La retribución del sector privado aumentó de media sólo un 3,4% en diciembre, según los últimos datos oficiales del mercado laboral publicados este martes, lo mismo que el aumento de la inflación a finales del pasado año.
No es de extrañar que la gran mayoría de los trabajadores sientan el blues del invierno. Sus ingresos, ajustados por el aumento de los precios de las tiendas, se han alineado, dejándolos en mejor situación que un año antes.
Las encuestas más recientes de confianza de los consumidores revelan una imagen desoladora de los hogares preocupados por el crecimiento de las deudas y la reducción del ahorro ahora que sus ingresos se han alineado.
También existe la amenaza inminente de despido o, más probablemente, la perspectiva de que las empresas rivales pongan un bloqueo a la contratación, lo que obliga a los trabajadores a mantenerse en su trabajo actual, posiblemente poco bien pagado.
El paro aumentó hasta un nuevo máximo de cinco años del 5,2% en los tres meses hasta diciembre del 2025, dijo la Oficina Nacional de Estadística, reflejando la reticencia de los empresarios a mantener personal con poco que hacer, con la esperanza de tiempos mejores, o contratar a gente nueva.

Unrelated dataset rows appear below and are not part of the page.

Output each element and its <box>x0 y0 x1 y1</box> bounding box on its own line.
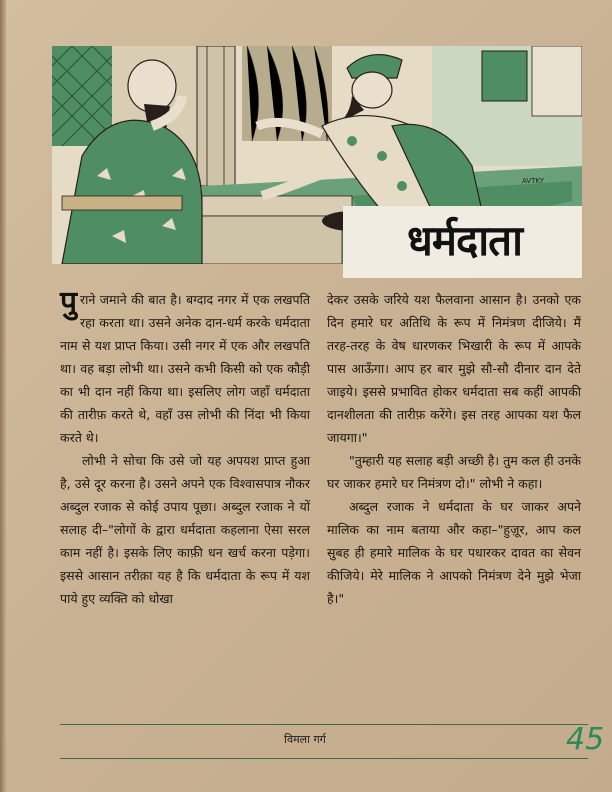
pillar <box>197 46 235 186</box>
step-base <box>202 216 342 264</box>
author-name: विमला गर्ग <box>284 733 326 746</box>
paragraph: लोभी ने सोचा कि उसे जो यह अपयश प्राप्त हुआ है, उसे दूर करना है। उसने अपने एक विश्वासपात्र नौकर अब्दुल रजाक से कोई उपाय पूछा। अब्दुल रजाक ने यों सलाह दी–"लोगों के द्वारा धर्मदाता कहलाना ऐसा सरल काम नहीं है। इसके लिए काफ़ी धन खर्च करना पड़ेगा। इससे आसान तरीक़ा यह है कि धर्मदाता के रूप में यश पाये हुए व्यक्ति को धोखा <box>60 453 310 606</box>
footer-rule-top <box>60 724 588 725</box>
page-spine-shadow <box>0 0 6 792</box>
footer-rule-bottom <box>60 758 588 759</box>
drape <box>532 46 582 116</box>
story-title: धर्मदाता <box>407 216 522 265</box>
drop-cap: पु <box>60 285 78 320</box>
step <box>202 196 352 216</box>
text-column-right <box>327 288 581 610</box>
page-number: 45 <box>566 722 605 757</box>
window <box>482 51 527 101</box>
artist-signature: AVTKY <box>522 177 545 185</box>
text-column-left <box>60 285 310 610</box>
paragraph-text: राने जमाने की बात है। बग्दाद नगर में एक लखपति रहा करता था। उसने अनेक दान-धर्म करके धर्मदाता नाम से यश प्राप्त किया। उसी नगर में एक और लखपति था। वह बड़ा लोभी था। उसने कभी किसी को एक कौड़ी का भी दान नहीं किया था। इसलिए लोग जहाँ धर्मदाता की तारीफ़ करते थे, वहाँ उस लोभी की निंदा भी किया करते थे। <box>60 292 310 445</box>
paragraph: अब्दुल रजाक ने धर्मदाता के घर जाकर अपने मालिक का नाम बताया और कहा–"हुज़ूर, आप कल सुबह ही हमारे मालिक के घर पधारकर दावत का सेवन कीजिये। मेरे मालिक ने आपको निमंत्रण देने मुझे भेजा है।" <box>327 499 581 606</box>
paragraph <box>60 285 310 449</box>
paragraph: "तुम्हारी यह सलाह बड़ी अच्छी है। तुम कल ही उनके घर जाकर हमारे घर निमंत्रण दो।" लोभी ने कहा। <box>327 453 581 491</box>
paragraph: देकर उसके जरिये यश फैलवाना आसान है। उनको एक दिन हमारे घर अतिथि के रूप में निमंत्रण दीजिये। मैं तरह-तरह के वेष धारणकर भिखारी के रूप में आपके पास आऊँगा। आप हर बार मुझे सौ-सौ दीनार दान देते जाइये। इससे प्रभावित होकर धर्मदाता सब कहीं आपकी दानशीलता की तारीफ़ करेंगे। इस तरह आपका यश फैल जायगा।" <box>327 292 581 445</box>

Las empresas de hostelería y comercio al por menor culpan al gobierno por aumentar las tarifas comerciales. Las empresas de servicios profesionales dicen que sus inversiones en inteligencia artificial les hacen pensar en dos ocasiones antes de anunciar nuevos puestos de trabajo.
Sea como fuere, a finales del año pasado, el mercado laboral del Reino Unido era un lugar sombrío para el trabajador medio para ir a buscar trabajo.
En este entorno, normalmente habría algún alivio cortesía del Banco de Inglaterra. Los funcionarios de Threadneedle Street reducirían los tipos de interés por impulsar la economía.
Sin embargo, en su reunión más reciente, el comité de política monetaria (MPC) del Banco mantuvo sus tipos de interés al 3,75% después de que la mayoría del comité dijera que debían asegurarse de erradicar el aumento de la inflación antes de ayudar a la economía.
La economía se expandió sólo un 0,1% en los tres meses hasta diciembre, lo que indica que la tasa de crecimiento del Reino Unido se estancó, al igual que el crecimiento de los salarios reales de los trabajadores del sector privado.
Uno de los costes adicionales que han enfrentado los propietarios desde la pandemia ha sido el salto en los pagos de la hipoteca una vez cambian las ofertas a tipo fijo. Millones de propietarios han dejado atrás hipotecas con un tipo de interés del 1,5% por firmar contratos por un 4% o más, lo que aumenta enormemente sus facturas mensuales.
El Banco podría haber ayudado a reducir ese coste, al menos para los cientos de miles que tendrán que rehipotecar este año y también los que lo harán en los próximos años.
La confianza de los consumidores es avanzada. La gente piensa en el aumento de los pagos de la hipoteca, la precariedad laboral y la probabilidad de un aumento salarial digno cuando los encuestadores les preguntan cómo se sienten sobre sus finanzas personales.
Para Rachel Reeves existe el potencial de un giro este año. Los datos de empleo mostraron un aumento en el número de personas que encuentran trabajo después de un largo período de inactividad. El número de demandantes también disminuyó respecto a hace un año, lo que indica que menos personas reclaman prestaciones laborales.
En términos más generales, la inflación está en camino de bajar y una vez que el MPC considere que esta tendencia es fija, los tipos de interés volverán a bajar.
A finales de año, el Reino Unido podría estar en un sitio mucho mejor. Sin embargo, si el coste de todo esto es un paro persistentemente elevado, es poco probable que alguien agradezca al canciller.